# Skidsteer vs. backhoe



## 90plow

Looking at changing things up for this year. Thinking about switching from a skidsteer to a full size backhoe (580 Case or similar). Thoughts are that the backhoe could outperform the skid steer in loading trucks, plowing snow, and has the ability to go on the job and dig as backfill and can be driven on the road site to site to clean up. Love the skid steer but sometimes it feels to small.
Thoughts??


----------



## icudoucme

Sounds like the backhoe is the winner! I have both. I love my skid steer for plowing, grading, clearing, brush cutting, and soft terrain work. However I rarely road it cause of the travel speed.

You hit all the great benefits of a backhoe! It also weighs more so you can get a bigger pusher!


----------



## goel

for everything you have listed backhoe wins. Skiddys have there specialties also tho


----------



## edgeair

90plow;1753267 said:


> Looking at changing things up for this year. Thinking about switching from a skidsteer to a full size backhoe (580 Case or similar). Thoughts are that the backhoe could outperform the skid steer in loading trucks, plowing snow, and has the ability to go on the job and dig as backfill and can be driven on the road site to site to clean up. Love the skid steer but sometimes it feels to small.
> Thoughts??


As the others indicated, each does have their specialty. Loading trucks - I would actually give the advantage to the skid steer (as long as its a large frame machine with a good high lift) with a snow bucket. We can load circles around a backhoe with our large snow bucket, especially in the tight spaces.

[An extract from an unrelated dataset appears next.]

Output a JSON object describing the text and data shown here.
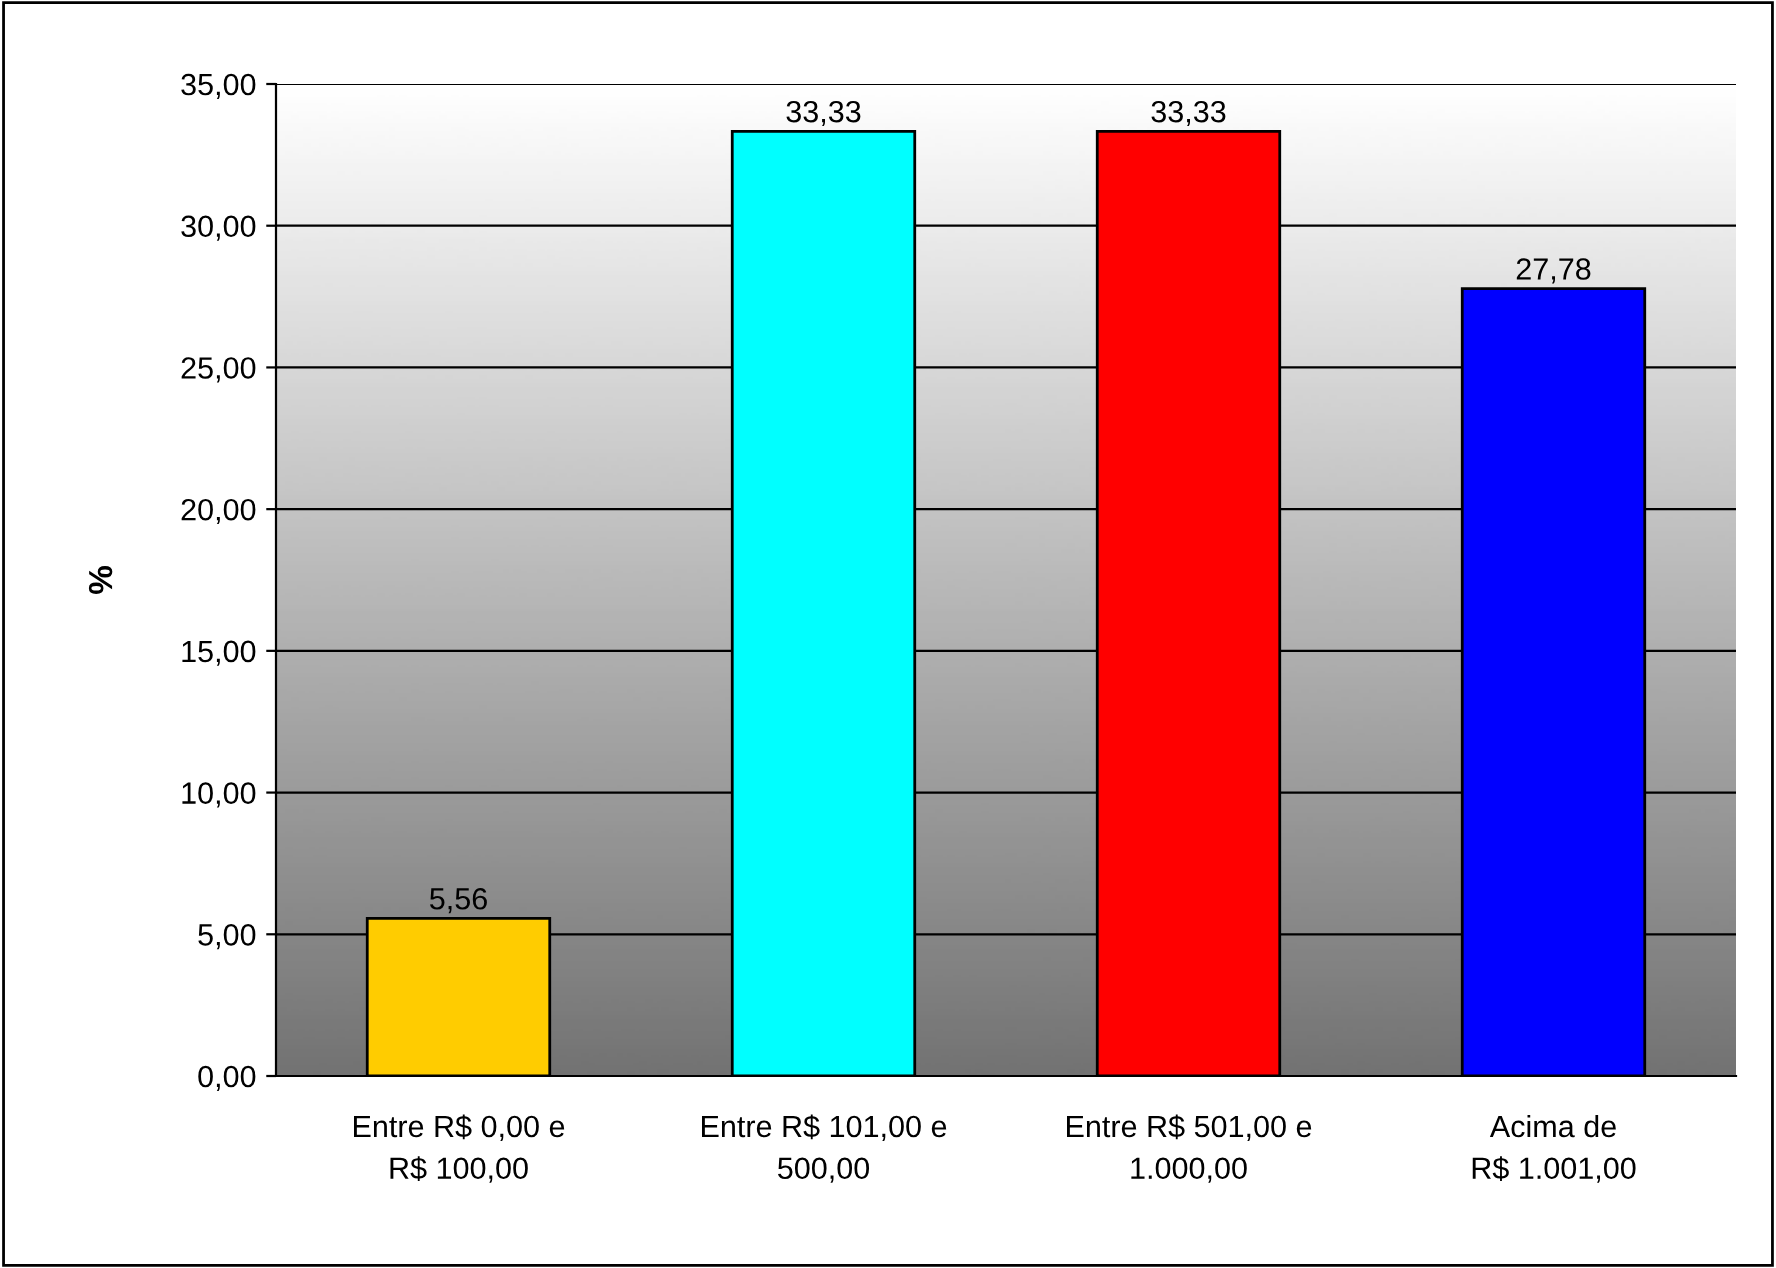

Plowing, open spaces advantage backhoe. Tight spaces - skid steer. Backhoe definitely has the better road speed. However, if you do need to trailer it, you need a much more substantial trailer for a backhoe.

Skid steers have come a long way in comfort with air ride seats etc. Again it all depends on the intended use. I'd have a hard time doing without a skid steer for its versatility.


----------



## ServiceOnSite

Having a mini excavator and 2 skid steers i have no use for a backhoe. To me it just seemed like a backhoe sucked at both jobs that i needed it for.


----------



## BladeBlowBucket

My Vote Goes to the Skid-Steer !

Back-hoes Are a service machine ….Great for the City works yards, and it works for Roading them they are quicker than a 2spd Skid ! …..

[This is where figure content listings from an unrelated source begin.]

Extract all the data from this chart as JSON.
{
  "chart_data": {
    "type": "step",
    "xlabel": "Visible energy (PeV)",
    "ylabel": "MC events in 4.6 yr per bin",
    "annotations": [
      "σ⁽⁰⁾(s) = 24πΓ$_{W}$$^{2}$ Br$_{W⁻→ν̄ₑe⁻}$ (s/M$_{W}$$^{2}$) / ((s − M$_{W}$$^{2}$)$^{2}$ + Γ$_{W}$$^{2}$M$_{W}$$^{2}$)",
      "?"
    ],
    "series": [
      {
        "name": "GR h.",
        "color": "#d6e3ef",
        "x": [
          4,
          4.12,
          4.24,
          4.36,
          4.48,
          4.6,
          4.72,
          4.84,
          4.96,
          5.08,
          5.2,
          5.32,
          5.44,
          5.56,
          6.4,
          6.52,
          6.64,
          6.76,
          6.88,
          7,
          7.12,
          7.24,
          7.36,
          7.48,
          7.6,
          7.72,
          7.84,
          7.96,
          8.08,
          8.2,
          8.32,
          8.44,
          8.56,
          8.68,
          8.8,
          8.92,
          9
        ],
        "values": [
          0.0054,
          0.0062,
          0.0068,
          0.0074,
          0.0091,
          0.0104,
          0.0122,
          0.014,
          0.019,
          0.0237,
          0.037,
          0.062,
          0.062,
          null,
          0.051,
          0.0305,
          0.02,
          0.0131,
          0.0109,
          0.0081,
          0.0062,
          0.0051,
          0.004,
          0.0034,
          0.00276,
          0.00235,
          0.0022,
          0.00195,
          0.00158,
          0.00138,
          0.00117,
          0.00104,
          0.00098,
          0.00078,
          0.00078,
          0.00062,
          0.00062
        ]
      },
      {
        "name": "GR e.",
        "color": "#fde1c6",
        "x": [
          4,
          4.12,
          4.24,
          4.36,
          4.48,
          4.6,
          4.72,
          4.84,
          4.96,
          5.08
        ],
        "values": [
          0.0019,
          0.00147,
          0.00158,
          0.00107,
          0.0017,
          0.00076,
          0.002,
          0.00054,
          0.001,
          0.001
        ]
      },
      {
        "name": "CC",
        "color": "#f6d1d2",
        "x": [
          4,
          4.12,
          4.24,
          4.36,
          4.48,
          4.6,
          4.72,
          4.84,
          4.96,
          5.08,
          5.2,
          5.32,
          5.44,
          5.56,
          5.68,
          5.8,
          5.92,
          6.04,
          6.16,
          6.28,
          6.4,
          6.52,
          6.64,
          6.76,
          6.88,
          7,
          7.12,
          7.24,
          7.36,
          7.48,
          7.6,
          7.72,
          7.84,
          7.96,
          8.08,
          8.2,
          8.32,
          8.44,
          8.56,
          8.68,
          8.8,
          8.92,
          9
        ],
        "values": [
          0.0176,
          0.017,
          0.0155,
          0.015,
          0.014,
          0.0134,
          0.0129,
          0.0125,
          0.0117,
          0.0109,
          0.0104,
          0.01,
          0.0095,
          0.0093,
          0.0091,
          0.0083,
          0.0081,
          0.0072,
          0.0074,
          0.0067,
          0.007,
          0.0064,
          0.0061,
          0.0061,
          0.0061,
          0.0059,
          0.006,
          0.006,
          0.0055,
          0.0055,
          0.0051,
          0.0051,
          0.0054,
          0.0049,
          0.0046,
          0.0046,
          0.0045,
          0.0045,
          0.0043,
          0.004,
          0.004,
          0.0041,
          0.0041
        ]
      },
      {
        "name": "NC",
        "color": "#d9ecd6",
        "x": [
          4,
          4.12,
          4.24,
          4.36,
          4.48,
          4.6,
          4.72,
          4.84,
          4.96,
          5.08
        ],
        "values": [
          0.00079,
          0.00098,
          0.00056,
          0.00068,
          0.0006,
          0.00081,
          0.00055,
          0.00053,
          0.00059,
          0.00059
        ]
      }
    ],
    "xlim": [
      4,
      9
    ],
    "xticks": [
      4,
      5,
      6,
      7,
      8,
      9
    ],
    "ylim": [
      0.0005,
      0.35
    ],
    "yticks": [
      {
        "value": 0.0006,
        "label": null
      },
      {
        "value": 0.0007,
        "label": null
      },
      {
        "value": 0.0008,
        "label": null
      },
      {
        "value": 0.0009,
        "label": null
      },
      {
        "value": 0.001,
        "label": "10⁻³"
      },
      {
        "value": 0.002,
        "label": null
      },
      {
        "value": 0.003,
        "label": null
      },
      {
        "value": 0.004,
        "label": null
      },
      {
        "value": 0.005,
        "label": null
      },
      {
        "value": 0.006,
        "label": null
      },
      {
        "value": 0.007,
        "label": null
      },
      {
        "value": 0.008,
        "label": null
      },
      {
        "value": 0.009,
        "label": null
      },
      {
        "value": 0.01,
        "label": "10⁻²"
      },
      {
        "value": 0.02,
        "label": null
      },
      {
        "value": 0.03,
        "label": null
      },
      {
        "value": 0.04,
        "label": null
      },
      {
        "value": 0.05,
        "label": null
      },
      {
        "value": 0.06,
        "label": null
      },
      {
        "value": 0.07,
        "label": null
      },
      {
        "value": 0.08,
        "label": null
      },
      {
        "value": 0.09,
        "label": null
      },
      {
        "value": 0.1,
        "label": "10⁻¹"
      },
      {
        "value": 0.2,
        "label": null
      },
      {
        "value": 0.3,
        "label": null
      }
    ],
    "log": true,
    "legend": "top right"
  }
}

But that's where it ends for me as the pro's of that machine ….. They Suck at loading trucks, especially the 580 you speak of, the lift height is not great …. manoeuvrability is horrible with the hoe sticking out back ….. and as a trenching machine a PITFA …. as SOS posted the better solution is a small excavator & skid-loader combo.

A Skid-steer is a much more versatile machine with availability of all the different attachments, especially when it comes to Land-shaping ….. THE KEY is to have the right size skid to suit your business's needs !

A few years back I loaded out 300-22 yd double loads of dirt (Tandem w/12yds & pony w/10yds) this 580SE on site was slow it spun out every time (2-wheel drive model) just to fill the bucket and Barely able to lift over the side boards ….. no reach into the centre of the box (alot of flipping the bucket to get the dirt out) 
Next similar job I did it with my large frame vertical lift Skid-steer, the guys I was loading were very sceptical at the site of my skid …… The first guy had these shinny New side boards on, he walked over to me and asked if they would still be there after the job was done ? …… They were, and not a mark on them either ! …. they were very impressed, especially with the speed, also adding that they had to cut me back a couple of scoops due to being over loaded (my loading bucket had a struck Cap of 36 cu.ft, heaped was close to 40) my loading bucket is much larger than Most all general purpose Back-hoes.
Back in the 70's & 80's the Back-hoe WAS THE MACHINE to own ….. Now with all of the modern day skids around, there are hardly any Back-hoes around in the stables of the General contractor …… JMHO …. Cheers


----------



## peteo1

For all season use I'd take a skid steer. More versatile and more nimble in tighter spaces. A backhoe does have its place though as others have said.


----------



## ABDIRT

I have a JD 310SG and a Cat 236B. The backhoe definitely has it's purpose and I love it but, the skid is what gets used the most.


----------



## Mr.Markus

I likem backhoes...580 sl sm are powerful heavy built machines with great visibility and travel speeds. It is an operator loaded question though... I don't do a lot of digging anymore but as a 1 man op it was always easier to have it all in one machine. I still find them more fuel efficient than some of the nimbler compacts too. My new L5740 Kubota is a pig roading and blowing snow. I don't like bouncing around in a skid or climbing in and out.


----------



## Antlerart06

Like every body say backhoe has its place 

My first year with a skid and its a time saver I don't think I would trade it for anything only wish now I bought bigger plow for the lite snow falls 

If I move to replacing my skid I would go with a mini wheel loader That Gehl offers


----------



## MatthewG

Just keep the S300 for now


----------